2 W. Sahara Africa MULTIPOLYGON (((-8.66559 27...
3 Canada North America MULTIPOLYGON (((-122.84 49,...
4 United States of America North America MULTIPOLYGON (((-122.84 49,...
5 Kazakhstan Asia MULTIPOLYGON (((87.35997 49...

We see that we have a spatial dataset consisting of several attributes (only name and continent are shown above) for each spatial feature which is stored in the geometry column. The header above the table displays further information such as the coordinate reference system (CRS) which will be important later. For now, it is important to know that the coordinates in the plot are longitude / latitude coordinates in degrees in a CRS called WGS84. The longitude reaches from -180° (180° west of the meridian) to +180° (180° east of the meridian). The latitude reaches from -90° (90° south of the equator) to +90° (90° north of the equator).
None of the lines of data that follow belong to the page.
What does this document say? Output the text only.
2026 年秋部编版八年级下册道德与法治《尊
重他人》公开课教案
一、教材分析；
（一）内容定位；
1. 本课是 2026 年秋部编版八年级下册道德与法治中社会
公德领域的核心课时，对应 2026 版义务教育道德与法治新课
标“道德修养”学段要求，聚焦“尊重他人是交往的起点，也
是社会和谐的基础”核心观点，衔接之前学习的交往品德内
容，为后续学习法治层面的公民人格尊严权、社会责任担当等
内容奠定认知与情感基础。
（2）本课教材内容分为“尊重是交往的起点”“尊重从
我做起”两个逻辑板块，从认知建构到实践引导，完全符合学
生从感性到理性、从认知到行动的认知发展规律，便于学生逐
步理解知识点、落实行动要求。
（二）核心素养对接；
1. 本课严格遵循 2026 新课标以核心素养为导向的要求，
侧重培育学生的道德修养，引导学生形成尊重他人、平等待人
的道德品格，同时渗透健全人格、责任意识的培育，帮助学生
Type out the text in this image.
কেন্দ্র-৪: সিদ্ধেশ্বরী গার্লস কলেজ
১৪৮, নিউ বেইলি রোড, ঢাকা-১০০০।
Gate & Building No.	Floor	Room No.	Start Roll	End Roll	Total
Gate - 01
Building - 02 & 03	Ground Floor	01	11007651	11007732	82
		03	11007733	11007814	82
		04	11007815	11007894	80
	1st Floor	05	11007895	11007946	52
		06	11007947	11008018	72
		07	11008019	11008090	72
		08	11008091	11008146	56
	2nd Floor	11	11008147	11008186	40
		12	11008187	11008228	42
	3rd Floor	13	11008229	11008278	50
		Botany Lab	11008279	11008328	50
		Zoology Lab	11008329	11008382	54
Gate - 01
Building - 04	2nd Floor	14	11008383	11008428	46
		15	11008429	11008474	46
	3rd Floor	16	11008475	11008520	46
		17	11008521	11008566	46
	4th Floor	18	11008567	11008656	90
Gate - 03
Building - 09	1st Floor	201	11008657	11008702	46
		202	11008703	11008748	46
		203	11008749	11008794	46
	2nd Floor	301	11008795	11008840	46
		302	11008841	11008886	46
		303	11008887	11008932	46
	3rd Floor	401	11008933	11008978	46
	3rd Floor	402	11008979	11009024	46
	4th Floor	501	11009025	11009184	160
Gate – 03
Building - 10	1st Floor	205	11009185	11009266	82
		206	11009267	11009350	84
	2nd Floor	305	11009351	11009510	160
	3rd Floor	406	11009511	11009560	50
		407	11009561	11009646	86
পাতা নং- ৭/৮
Let’s plot this data to confirm what we have:

ggplot() + geom_sf(data = worldmap) + theme_bw()

Selecting certain areas of interest from a spatial dataset

This is quite straight forward: We can plot a subset of a larger spatial dataset and then ggplot2 automatically sets the display window accordingly, so that it only includes the selected geometries. Let’s select and plot France only:

france <- worldmap[worldmap$name == 'France',]
ggplot() + geom_sf(data = france) + theme_bw()

Let’s try to select and plot all countries from Europe:

europe <- worldmap[worldmap$continent == 'Europe',]
ggplot() + geom_sf(data = europe) + theme_bw()

Well, this is probably not the section that you want to display when you want to make a plot of Europe. It includes whole Russia (since its continent attribute is set to "Europe") which makes the plot span the whole northern globe. At the same time, nearby countries such as Turkey or countries from northern Africa are missing, which you might want to include to show “context” around your region of interest.

Cropping geometries in the spatial dataset or restricting the display window

To fix this, you may crop the geometries in your spatial dataset as if you took a knife a sliced through the shapes on the map to take out a rectangular region of interest. The alternative would be to restrict the display window of your plot, which is like taking the map and folding it so that you only see the region of interest. The rest of the map still exists, you just don’t see it.

So both approaches are quite similar, only that the first actually changes the data by cutting the geometries, whereas the latter only “zooms” to a detail but keeps the underlying data untouched.

Let’s try out the cropping method first, which can be done with sf_crop(). It works by passing the spatial dataset (the whole worldmap dataset in our case) and specifying a rectangular region which we’d like to cut. Our coordinates are specified as longitude / latitude in degrees, as mentioned initially. We set the minimum longitude (i.e. the left border of the crop area) as xmin and the maximum longitude (i.e. right border) as xmax. The minimum / maximum latitude (i.e. lower and upper border) are set analogously as ymin and ymax. For a cropping area of Europe, we can set the longitude range to be in [-20, 45] and latitude range to be in [30, 73]:

europe_cropped <- st_crop(worldmap, xmin = -20, xmax = 45,
                                    ymin = 30, ymax = 73)
ggplot() + geom_sf(data = europe_cropped) + theme_bw()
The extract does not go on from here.